In a report issued Monday by UNAMA, analysis shows that since the start of peace talks in Doha, on September 12 last year, until January 31, 11 human rights defenders and media workers have been killed in targeted attacks.
The new report analyses data and trends connected to the killings and traces the changing patterns of attacks on these key sectors and provides recommendations.
UNAMA stated in the report that “this trend, combined with the absence of claims of responsibility, has generated a climate of fear among the population.”
In addition, research found that human rights and media space has contracted as a result, with many professionals exercising self-censorship in their work, quitting their jobs, and leaving their homes and communities with hopes it will improve their safety. Many, including high profile personalities, have fled the country.
“The killings have had the broader impact across society of also diminishing expectations around efforts towards peace,” a UNAMA statement read.
“The Afghan people need and deserve a flourishing civic space – a society where people can think, write and voice their views openly, without fear,” said Deborah Lyons, the Secretary-General’s Special Representative for Afghanistan.
“The voices of human rights defenders and the media are critical for any open and decent society. At a time when dialogue and an end to the conflict through talks and political settlement should be the focus, the voices from human rights and the media need to be heard more than ever before, instead, they are being silenced,” said the envoy, who is also head of UNAMA.

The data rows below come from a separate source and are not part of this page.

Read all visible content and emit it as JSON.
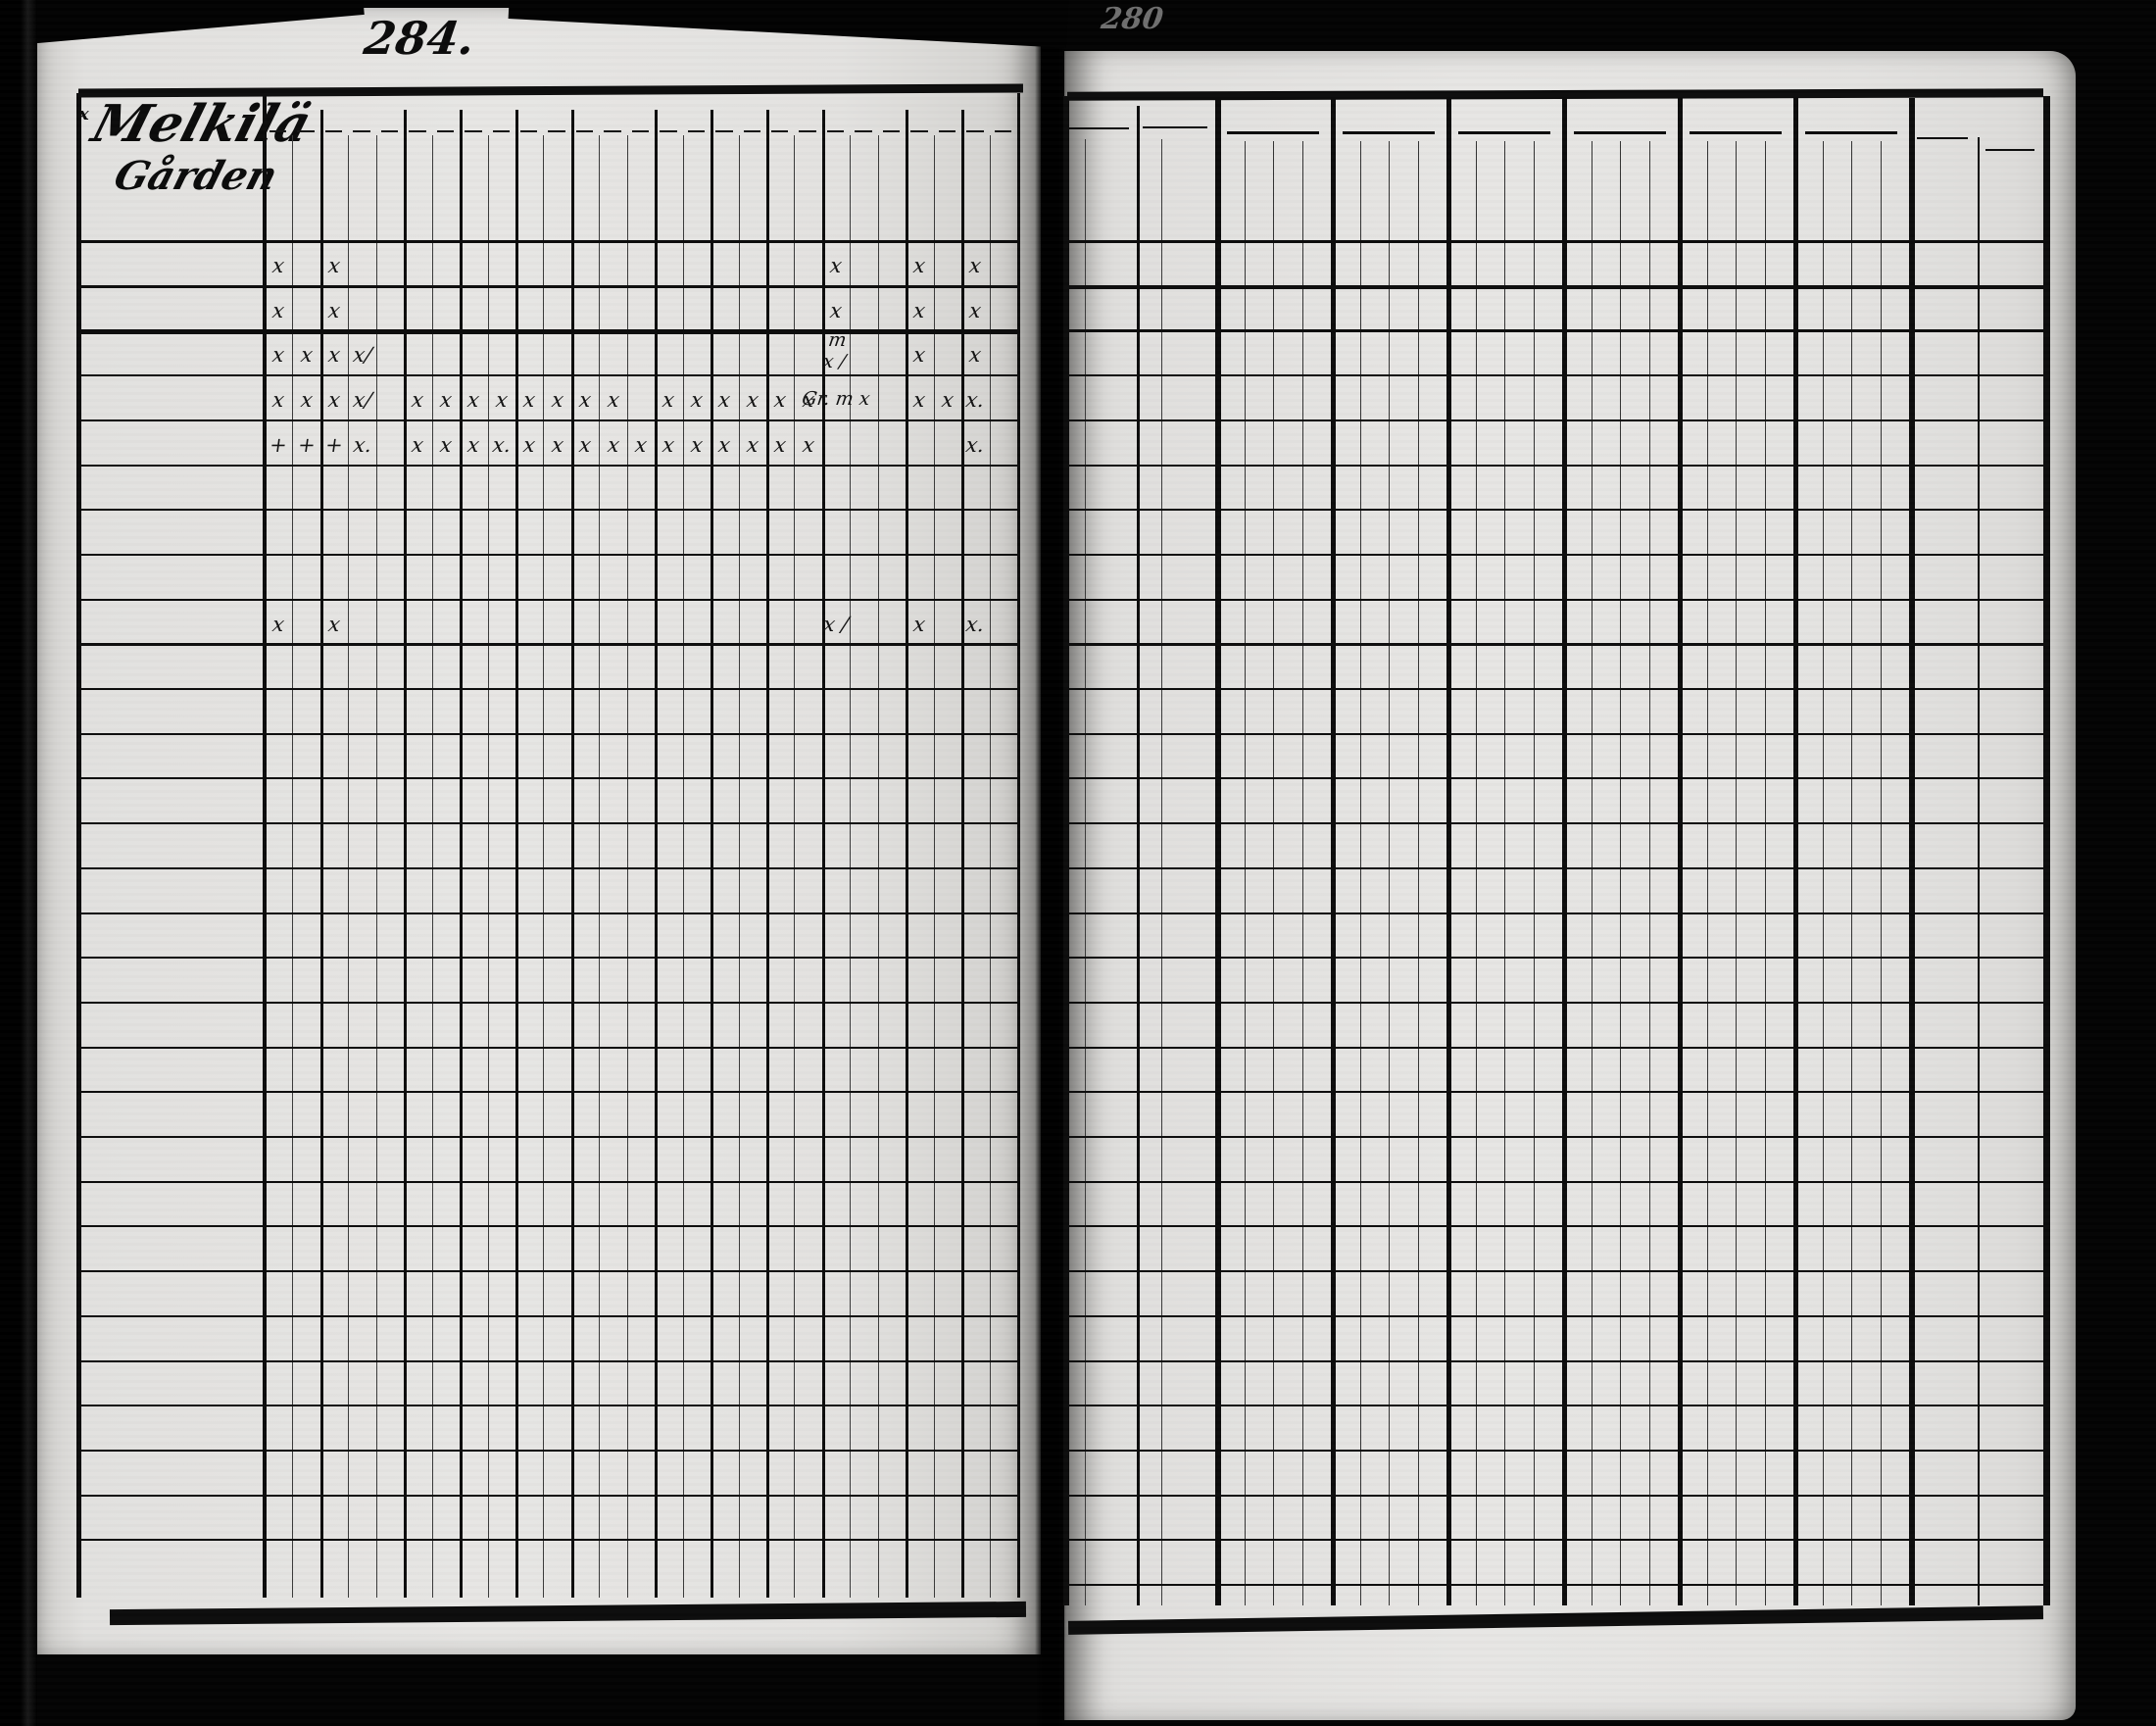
{
  "scan": {
    "left_page_number": "284.",
    "right_page_number_faint": "280"
  },
  "left_page": {
    "farm_name": [
      "Melkilä",
      "Gården"
    ],
    "corner_mark": "x",
    "header_groups": [
      {
        "label": "Dec.",
        "subs": [
          "Simpl.",
          "Explic."
        ]
      },
      {
        "label": "Symb.",
        "subs": [
          "Simpl.",
          "Explic.",
          "Athan."
        ]
      },
      {
        "label": "Or.L",
        "subs": [
          "Simpl.",
          "Explic."
        ]
      },
      {
        "label": "Bapt.",
        "subs": [
          "Simpl.",
          "Explic."
        ]
      },
      {
        "label": "Abſ.",
        "subs": [
          "Simpl.",
          "Explic."
        ]
      },
      {
        "label": "Conf.",
        "subs": [
          "1.",
          "2.",
          "3."
        ]
      },
      {
        "label": "C. D.",
        "subs": [
          "Simpl.",
          "Explic."
        ]
      },
      {
        "label": "Menſ.",
        "subs": [
          "Bened.",
          "Grat. a"
        ]
      },
      {
        "label": "Orat",
        "subs": [
          "Matut.",
          "Veſpert."
        ]
      },
      {
        "label": "Quæſt.",
        "subs": [
          "Aliq. m.",
          "Plenius.",
          "Dict.s.s."
        ]
      },
      {
        "label": "T.æc.",
        "subs": [
          "Aliq. m.",
          "Plenius."
        ]
      },
      {
        "label": "L.n.",
        "subs": [
          "Aliq. m.",
          "Exact."
        ]
      }
    ],
    "rows": [
      {
        "row": 0,
        "name": "B: Gabriel Mårtenson",
        "cells": {
          "0": "x",
          "2": "x",
          "20": "x",
          "23": "x",
          "25": "x"
        }
      },
      {
        "row": 1,
        "name": "H:K: Anna Johansd:r",
        "margin": "+",
        "cells": {
          "0": "x",
          "2": "x",
          "20": "x",
          "23": "x",
          "25": "x"
        }
      },
      {
        "row": 2,
        "name": "Henric Son",
        "annotation": "adm. 1804:",
        "cells": {
          "0": "x",
          "1": "x",
          "2": "x",
          "3": "x/",
          "20": "m\nx /",
          "23": "x",
          "25": "x"
        }
      },
      {
        "row": 3,
        "name": "Mats Son",
        "annotation": "Adm Cond. 1806",
        "cells": {
          "0": "x",
          "1": "x",
          "2": "x",
          "3": "x/",
          "5": "x",
          "6": "x",
          "7": "x",
          "8": "x",
          "9": "x",
          "10": "x",
          "11": "x",
          "12": "x",
          "14": "x",
          "15": "x",
          "16": "x",
          "17": "x",
          "18": "x",
          "19": "x",
          "20": "Gr. m x",
          "23": "x",
          "24": "x",
          "25": "x."
        }
      },
      {
        "row": 4,
        "name": "Lisa Dotter",
        "cells": {
          "0": "+",
          "1": "+",
          "2": "+",
          "3": "x.",
          "5": "x",
          "6": "x",
          "7": "x",
          "8": "x.",
          "9": "x",
          "10": "x",
          "11": "x",
          "12": "x",
          "13": "x",
          "14": "x",
          "15": "x",
          "16": "x",
          "17": "x",
          "18": "x",
          "19": "x",
          "25": "x."
        }
      },
      {
        "row": 8,
        "name": "Enk. Sophia Andersd:r",
        "margin": "+",
        "annotations_above": [
          "mina",
          "Mor"
        ],
        "cells": {
          "0": "x",
          "2": "x",
          "20": "x /",
          "23": "x",
          "25": "x."
        }
      }
    ]
  },
  "right_page": {
    "header": {
      "natus": "Natus.",
      "obiit": "Obiit",
      "d": "D.",
      "anno": "Anno.",
      "years": [
        "1804",
        "1805",
        "1806",
        "1807",
        "1808",
        "1809"
      ],
      "acces": "Acceſ.",
      "abit": "Abit."
    },
    "rows": [
      {
        "row": 0,
        "natus": "1750",
        "y1804": "15 21",
        "y1805": "31 1",
        "y1806": "15 30",
        "y1807": "7 8/11",
        "y1808": "8/3 27/11",
        "y1809": "4/6 23/10",
        "acces": "45k\n245",
        "abit": "ur\n351"
      },
      {
        "row": 1,
        "natus": "1761",
        "obiit": "1808",
        "y1804": "4/10 d 2",
        "y1805": "5/2 d 12",
        "y1806": "5/3 d d",
        "y1807": "5/8 d d",
        "y1808": "d 3"
      },
      {
        "row": 2,
        "natus": "1787",
        "y1804": "9",
        "y1805": "d d",
        "y1806": "d 8",
        "y1807": "d d",
        "y1808": "3 5",
        "y1809": "d d"
      },
      {
        "row": 3,
        "natus": "1790",
        "y1806": "2.",
        "y1807": "d d",
        "y1808": "3c",
        "y1809": "d d"
      },
      {
        "row": 4,
        "natus": "1796"
      },
      {
        "row": 8,
        "natus": "1719",
        "obiit_d": "20/9",
        "obiit": "1807.",
        "obiit_note": "71/2\n8o",
        "y1804": "d 4/11",
        "y1805": "30/5",
        "y1806": "d d"
      }
    ]
  }
}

UNAMA stated that one of the key trends to emerge in the past few months is that attacks against representatives of the human rights and media sectors in Afghanistan are clearly “intentional, premeditated and deliberate targeting of individuals with perpetrators remaining anonymous.” This contrasts to previous years.
The report also records a total of 65 human rights defenders and media professionals killed in the period from 1 January 2018 to 31 January 2021; 32 from the human rights sector and 33 from the media.
Of these, 11 (five human rights defenders and six media) were killed in the four-month period from 1 October 2020 – 31 January 2021 alone, the statement read.
The report notes that as they work to provide timely information to the population of Afghanistan on a range of issues (including violations of international humanitarian law and human rights law), human rights defenders, journalists and media workers are far too often exposed to threats, intimidation, harassment, surveillance or arbitrary detention.
A series of recommendations to both state and non-state actors are contained in the report.
Recommendations made to the Afghan government include the establishment of an effective and cooperative national protection mechanism under the leadership of the Second Vice President Sarwar Danish.
Also for an adequate preventive framework, including special protective and proactive security measures for human rights defenders, journalists and media workers, to be put into place.
UNAMA also called for assurances that human rights defenders, journalists, and media workers can continue their legitimate rights to life, freedom of association, freedom of expression and access to information, as well as other fundamental freedoms, without fear of reprisal or attack.
Key among the recommendations was counter impunity, including by conducting independent, impartial, prompt, thorough, effective, credible and transparent investigations into killings and that genuine accountability, and prosecuting of suspects follow due legal process.
Recommendations to insurgent groups included the call for them to cease all killings of human rights defenders, journalists and media workers, in accordance with international human rights and humanitarian law.
For the Taliban in particular, UNAMA called on them to condemn, at the leadership level, the killings of human rights defenders, journalists and media workers.
UNAMA also called on the group to investigate cases where Taliban members are alleged to have been involved and hold to account Taliban members that order or implement the killings of human rights defenders, journalists and media workers.
The group was also encouraged to adopt, publicize and enforce policies that prohibit the killings of human rights defenders, journalists and media workers and to repeal existing policies (and refrain from adopting new ones) limiting civic space, including restrictions to freedom of association, the work of civil society and humanitarian actors, and freedom of expression.
The international community was also called on to assist with the problem.
UNAMA urged them to continue condemning the killing of human rights defenders and media professionals, and to underscore the importance of the role of human rights defenders and independent media for a unified, sovereign, peaceful and democratic Afghanistan.
UNAMA also encouraged the international community to increase support to programs that provide security, travel, financial, capacity building and other assistance to them.